We have seen several iterative methods for semisupervised learning: selftraining and co-training, McLachlan’s algorithm, the EM algorithm, boosting. In section 7.6, we showed that the iterations in self-training and co-training can be viewed as propagating label information through a graph. EM provides a soft version, and the Gibbs sampler can be seen in similar light: each update probabilistically adjusts the label of a node to make it like the labels of its neighbors. Viewed abstractly enough, just about any classification algorithm can be

seen as propagating labels based on similarity. The nearest-neighbor classifier asks directly which training instance a new instance is most similar to, and predicts the label of that most-similar training instance. Other classifiers create more abstract representations of classes and compare a given test instance to the abstract representations, predicting the class whose representation the new instance is most similar to. An abstract class representation, in turn, is based on the features that training instances belonging to the class have in common. For example, as we have seen, many classifiers construct a weight vector

w and, given a new instance x, predict positive if x ·w exceeds a threshold and negative otherwise. One can see w as an abstract representation of the positive class, and the dot product x ·w as the measure of similarity between x and w. A similarity relation defines a weighted graph. The objects that participate

in the relation represent nodes in the graph, and there is an edge between two objects just in case they have non-zero similarity. The weight on an edge represents the similarity between the two objects connected by the edge. We have mentioned two different sorts of graph.

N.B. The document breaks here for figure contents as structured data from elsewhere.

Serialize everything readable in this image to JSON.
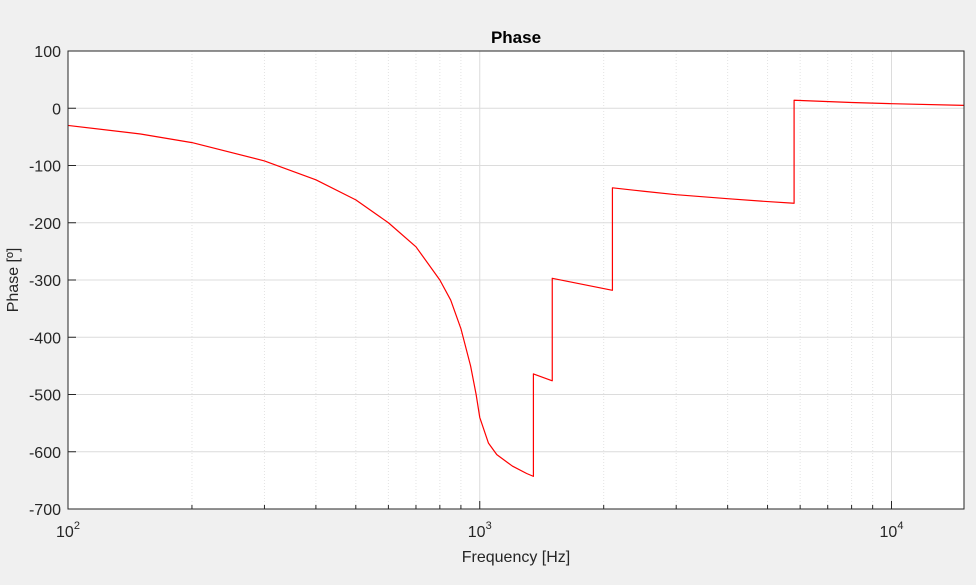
{
  "colors": {
    "figure_background": "#f0f0f0",
    "axes_background": "#ffffff",
    "grid_major": "#dcdcdc",
    "grid_minor": "#e3e3e3",
    "axis_color": "#262626",
    "series_color": "#ff0000"
  },
  "chart_data": {
    "type": "line",
    "title": "Phase",
    "xlabel": "Frequency [Hz]",
    "ylabel": "Phase [º]",
    "xscale": "log",
    "xlim": [
      100,
      15000
    ],
    "ylim": [
      -700,
      100
    ],
    "grid": "major and minor",
    "x_ticks": [
      {
        "base": "10",
        "exp": "2"
      },
      {
        "base": "10",
        "exp": "3"
      },
      {
        "base": "10",
        "exp": "4"
      }
    ],
    "y_ticks": [
      "100",
      "0",
      "-100",
      "-200",
      "-300",
      "-400",
      "-500",
      "-600",
      "-700"
    ],
    "series": [
      {
        "color": "#ff0000",
        "points": [
          [
            100,
            -30
          ],
          [
            150,
            -45
          ],
          [
            200,
            -60
          ],
          [
            300,
            -92
          ],
          [
            400,
            -125
          ],
          [
            500,
            -160
          ],
          [
            600,
            -200
          ],
          [
            700,
            -242
          ],
          [
            800,
            -300
          ],
          [
            850,
            -335
          ],
          [
            900,
            -385
          ],
          [
            950,
            -450
          ],
          [
            980,
            -500
          ],
          [
            1000,
            -540
          ],
          [
            1050,
            -585
          ],
          [
            1100,
            -605
          ],
          [
            1200,
            -625
          ],
          [
            1300,
            -638
          ],
          [
            1350,
            -643
          ],
          [
            1350,
            -464
          ],
          [
            1500,
            -476
          ],
          [
            1500,
            -297
          ],
          [
            2100,
            -318
          ],
          [
            2100,
            -139
          ],
          [
            2500,
            -145
          ],
          [
            3000,
            -151
          ],
          [
            4000,
            -158
          ],
          [
            5000,
            -163
          ],
          [
            5800,
            -166
          ],
          [
            5800,
            14
          ],
          [
            8000,
            10
          ],
          [
            10000,
            8
          ],
          [
            15000,
            5
          ]
        ]
      }
    ]
  }
}
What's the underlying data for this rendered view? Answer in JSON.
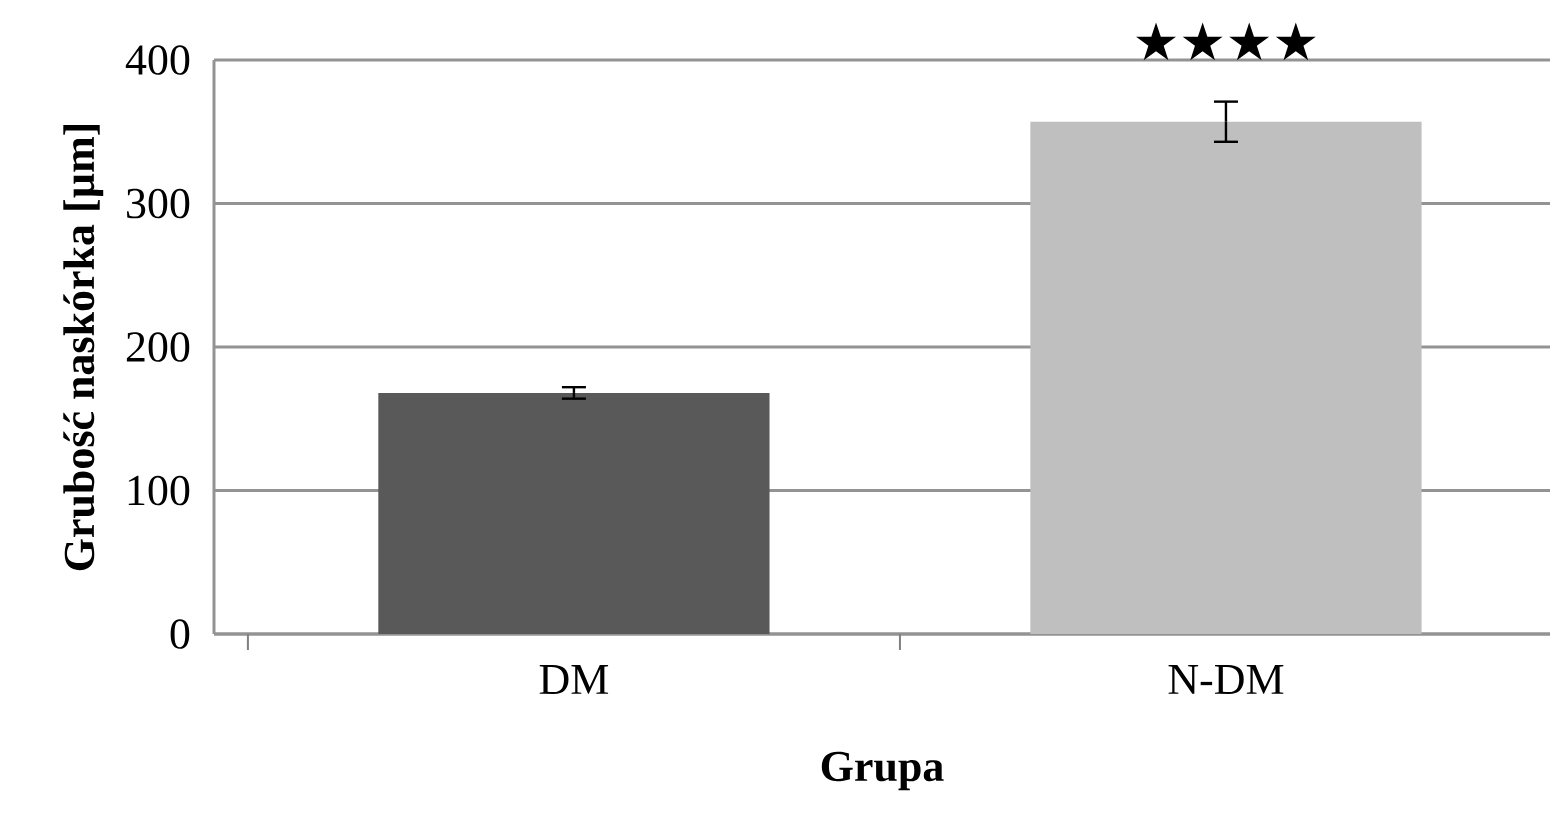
{
  "chart_data": {
    "type": "bar",
    "xlabel": "Grupa",
    "ylabel": "Grubość naskórka [µm]",
    "categories": [
      "DM",
      "N-DM"
    ],
    "values": [
      168,
      357
    ],
    "colors": [
      "#595959",
      "#bfbfbf"
    ],
    "errors": [
      4,
      14
    ],
    "ylim": [
      0,
      400
    ],
    "yticks": [
      0,
      100,
      200,
      300,
      400
    ],
    "grid": "y",
    "annotations": [
      "★★★★"
    ]
  }
}
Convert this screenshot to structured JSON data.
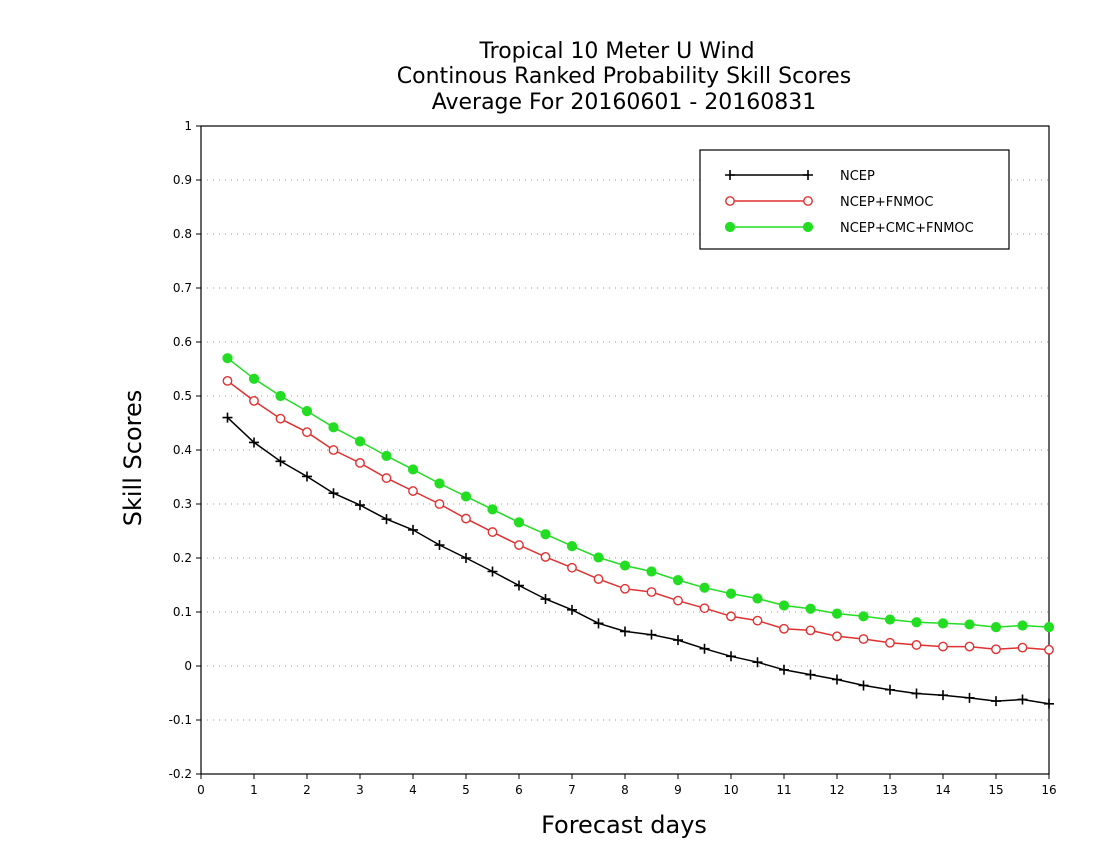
{
  "chart_data": {
    "type": "line",
    "title": [
      "Tropical 10 Meter U Wind",
      "Continous Ranked Probability Skill Scores",
      "Average For 20160601 - 20160831"
    ],
    "xlabel": "Forecast days",
    "ylabel": "Skill Scores",
    "xlim": [
      0,
      16
    ],
    "ylim": [
      -0.2,
      1
    ],
    "xticks": [
      "0",
      "1",
      "2",
      "3",
      "4",
      "5",
      "6",
      "7",
      "8",
      "9",
      "10",
      "11",
      "12",
      "13",
      "14",
      "15",
      "16"
    ],
    "yticks": [
      "-0.2",
      "-0.1",
      "0",
      "0.1",
      "0.2",
      "0.3",
      "0.4",
      "0.5",
      "0.6",
      "0.7",
      "0.8",
      "0.9",
      "1"
    ],
    "grid": "horizontal-dotted",
    "legend_position": "top-right",
    "x": [
      0.5,
      1,
      1.5,
      2,
      2.5,
      3,
      3.5,
      4,
      4.5,
      5,
      5.5,
      6,
      6.5,
      7,
      7.5,
      8,
      8.5,
      9,
      9.5,
      10,
      10.5,
      11,
      11.5,
      12,
      12.5,
      13,
      13.5,
      14,
      14.5,
      15,
      15.5,
      16
    ],
    "series": [
      {
        "name": "NCEP",
        "color": "#000000",
        "marker": "plus",
        "values": [
          0.46,
          0.414,
          0.379,
          0.351,
          0.32,
          0.298,
          0.272,
          0.252,
          0.224,
          0.2,
          0.175,
          0.149,
          0.124,
          0.104,
          0.079,
          0.064,
          0.058,
          0.048,
          0.032,
          0.018,
          0.007,
          -0.007,
          -0.016,
          -0.025,
          -0.036,
          -0.044,
          -0.051,
          -0.054,
          -0.059,
          -0.065,
          -0.062,
          -0.07
        ]
      },
      {
        "name": "NCEP+FNMOC",
        "color": "#e03030",
        "marker": "open-circle",
        "values": [
          0.528,
          0.491,
          0.458,
          0.433,
          0.4,
          0.376,
          0.348,
          0.324,
          0.3,
          0.273,
          0.248,
          0.224,
          0.202,
          0.182,
          0.161,
          0.143,
          0.137,
          0.121,
          0.107,
          0.092,
          0.084,
          0.069,
          0.066,
          0.055,
          0.05,
          0.043,
          0.039,
          0.036,
          0.036,
          0.031,
          0.034,
          0.03
        ]
      },
      {
        "name": "NCEP+CMC+FNMOC",
        "color": "#22dd22",
        "marker": "filled-circle",
        "values": [
          0.57,
          0.532,
          0.5,
          0.472,
          0.442,
          0.416,
          0.389,
          0.364,
          0.338,
          0.314,
          0.29,
          0.266,
          0.244,
          0.222,
          0.201,
          0.186,
          0.175,
          0.159,
          0.145,
          0.134,
          0.125,
          0.112,
          0.106,
          0.097,
          0.092,
          0.086,
          0.081,
          0.079,
          0.077,
          0.072,
          0.075,
          0.072
        ]
      }
    ]
  }
}
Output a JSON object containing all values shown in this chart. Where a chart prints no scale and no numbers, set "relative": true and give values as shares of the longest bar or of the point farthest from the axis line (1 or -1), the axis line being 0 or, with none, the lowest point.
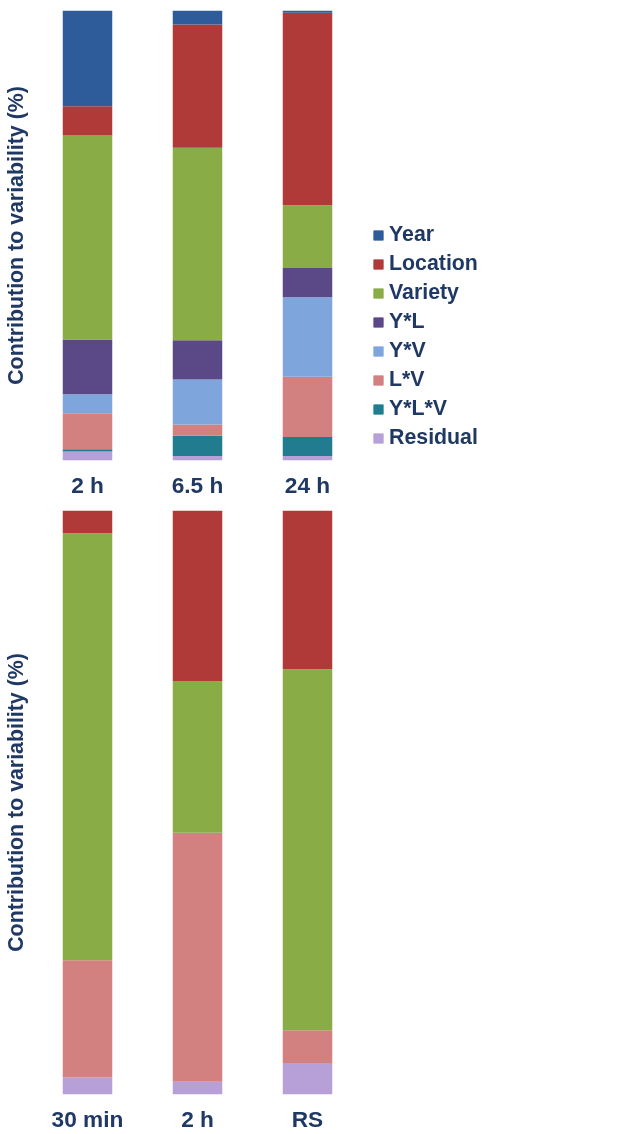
{
  "chart_data": [
    {
      "type": "bar",
      "stacked": true,
      "relative": true,
      "ylabel": "Contribution to variability (%)",
      "categories": [
        "2 h",
        "6.5 h",
        "24 h"
      ],
      "legend": "right",
      "grid": false,
      "series": [
        {
          "name": "Residual",
          "color": "#b79fd8",
          "values": [
            0.02,
            0.01,
            0.01
          ]
        },
        {
          "name": "Y*L*V",
          "color": "#217c8f",
          "values": [
            0.005,
            0.045,
            0.042
          ]
        },
        {
          "name": "L*V",
          "color": "#d38080",
          "values": [
            0.08,
            0.025,
            0.134
          ]
        },
        {
          "name": "Y*V",
          "color": "#7fa6dc",
          "values": [
            0.042,
            0.1,
            0.177
          ]
        },
        {
          "name": "Y*L",
          "color": "#5b4886",
          "values": [
            0.122,
            0.087,
            0.065
          ]
        },
        {
          "name": "Variety",
          "color": "#8aac46",
          "values": [
            0.453,
            0.428,
            0.139
          ]
        },
        {
          "name": "Location",
          "color": "#b03a37",
          "values": [
            0.065,
            0.274,
            0.428
          ]
        },
        {
          "name": "Year",
          "color": "#2e5c9a",
          "values": [
            0.213,
            0.031,
            0.005
          ]
        }
      ]
    },
    {
      "type": "bar",
      "stacked": true,
      "relative": true,
      "ylabel": "Contribution to variability (%)",
      "categories": [
        "30 min",
        "2 h",
        "RS"
      ],
      "grid": false,
      "series": [
        {
          "color": "#b79fd8",
          "values": [
            0.029,
            0.022,
            0.054
          ]
        },
        {
          "color": "#d38080",
          "values": [
            0.201,
            0.426,
            0.056
          ]
        },
        {
          "color": "#8aac46",
          "values": [
            0.731,
            0.26,
            0.618
          ]
        },
        {
          "color": "#b03a37",
          "values": [
            0.039,
            0.292,
            0.272
          ]
        }
      ]
    }
  ]
}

In one, nodes represent

instances, and features play a role in determining the similarities that are represented as edge weights. In the other sort of graph, both instances and features are represented by nodes. An instance is “similar” to a feature if it possesses the feature. We are particularly interested in the semisupervised case in which some,

but not all, of the nodes are labeled. If the seed consists of labeled data, then the labeled nodes are instances. If the seed consists of a seed classifier, the labeled nodes are features. The labels of nodes corresponding to the seed are fixed, and other labels are allowed to vary. The basic mechanism for assigning labels to unlabeled nodes is to propagate labels from neighboring nodes, in

accordance with the weight of the edge connecting the nodes. In this chapter, we examine the idea of label propagation through a graph in

more detail. The picture that emerges is of a graph as a fabric or net, in which instances and features are knots connected by cords to similiar instances and features. The height of the fabric corresponds to the probability of having the positive label: an altitude of 1 indicates that the node is certainly labeled positive, an altitude of 0 indicates that the node is certainly labeled negative, and an altitude of 1/2 indicates that the two labels are equally likely. The labeled instances form the perimeter, at fixed heights of 1 or 0, and the unlabeled instances form the interior. The overall effect is a complex interpolation, with each unlabeled node being pulled to the average height of its neighbors. This yields a labeling of the entire graph, with nodes above altitude 1/2 labeled positive in the end and nodes below altitude 1/2 labeled negative.